Christmas came early to country station KZLA-FM (93.9) this year very early.
At 5 a.m. on Nov. 21 a full three days before Thanksgiving the station kicked off its new all-holiday music format with a George Strait rendition of "Frosty the Snowman."
That's Christmas music, 24/7, all the way through Dec. 25.
The Emmis Communications Corp. country station is now the second Los Angeles radio outlet that has gone to a temporary, all-holiday music format, joining Clear Channel Communications Inc.'s KOST-FM (103.5), an adult contemporary station that began the format in 2000.
And with good reason. Not only is KOST attracting listeners, it has found success drawing and keeping advertising dollars, something that other stations nationwide also have discovered.
Courtney Van Ess, KOST's programming coordinator, said that since the station began running holiday tunes in 2000, advertiser response has been overwhelming, driven by the popularity of the music with listeners. "We like people who go shopping, and so do advertisers," Van Ess said.
The format is even more popular in other markets. This year, there are five all-Christmas stations in Columbus, Ohio, four in Dallas and three each in Atlanta, Indianapolis and Detroit.
Some stations start broadcasting holiday tunes as early as Nov. 1, while most stick to the few weeks on either side of Christmas. Either way, an analysis by media tracking company Media Monitors shows that 60 percent of the top 10 sponsors advertising on a full-time Christmas station in 2004 continued to advertise on those same stations during the subsequent 10 months of 2005, including Kohl's Corp., Home Depot Inc., Verizon Communications and Toys R Us Inc.

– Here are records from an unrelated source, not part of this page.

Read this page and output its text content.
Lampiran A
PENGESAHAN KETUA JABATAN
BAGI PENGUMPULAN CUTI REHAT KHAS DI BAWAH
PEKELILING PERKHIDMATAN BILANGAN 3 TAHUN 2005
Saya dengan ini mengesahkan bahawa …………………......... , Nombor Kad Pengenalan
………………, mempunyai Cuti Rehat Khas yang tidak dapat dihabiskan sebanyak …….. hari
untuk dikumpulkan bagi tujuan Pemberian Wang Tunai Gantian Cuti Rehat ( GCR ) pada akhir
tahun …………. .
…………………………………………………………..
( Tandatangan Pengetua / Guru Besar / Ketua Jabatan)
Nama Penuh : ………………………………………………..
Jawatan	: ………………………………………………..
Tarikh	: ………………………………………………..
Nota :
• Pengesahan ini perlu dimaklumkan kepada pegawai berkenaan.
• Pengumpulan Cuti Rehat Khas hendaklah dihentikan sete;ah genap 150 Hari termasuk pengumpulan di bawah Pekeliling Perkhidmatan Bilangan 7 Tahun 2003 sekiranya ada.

"It's a good way to relate to the audience because people know the songs, and retailers like it because it reminds listeners of the season and may drive them to buy," said Tom Zarecki, a Media Monitors spokesman.
Corissa Embro, president of Los Angeles-based Industry Media Specialists, which purchases radio ad time, said all-Christmas formats have become a necessity for some advertisers.
"My target audience is women 25 to 54 years old and I simply couldn't imagine not advertising on an all-Christmas format station during the holiday season, because you would lose so many people," Embro said. "I have ads on Christmas stations right now."
As for KZLA, R.J. Curtis, the station's program director, said that because KZLA and KOST target similar audiences, the country station's ratings slumped each Christmas season when the other station changed to all-holiday music, forcing its hand.
"We had two choices. We could do nothing like we have the past two years, and we know that outcome, or we can get in there and try to do something," Curtis said.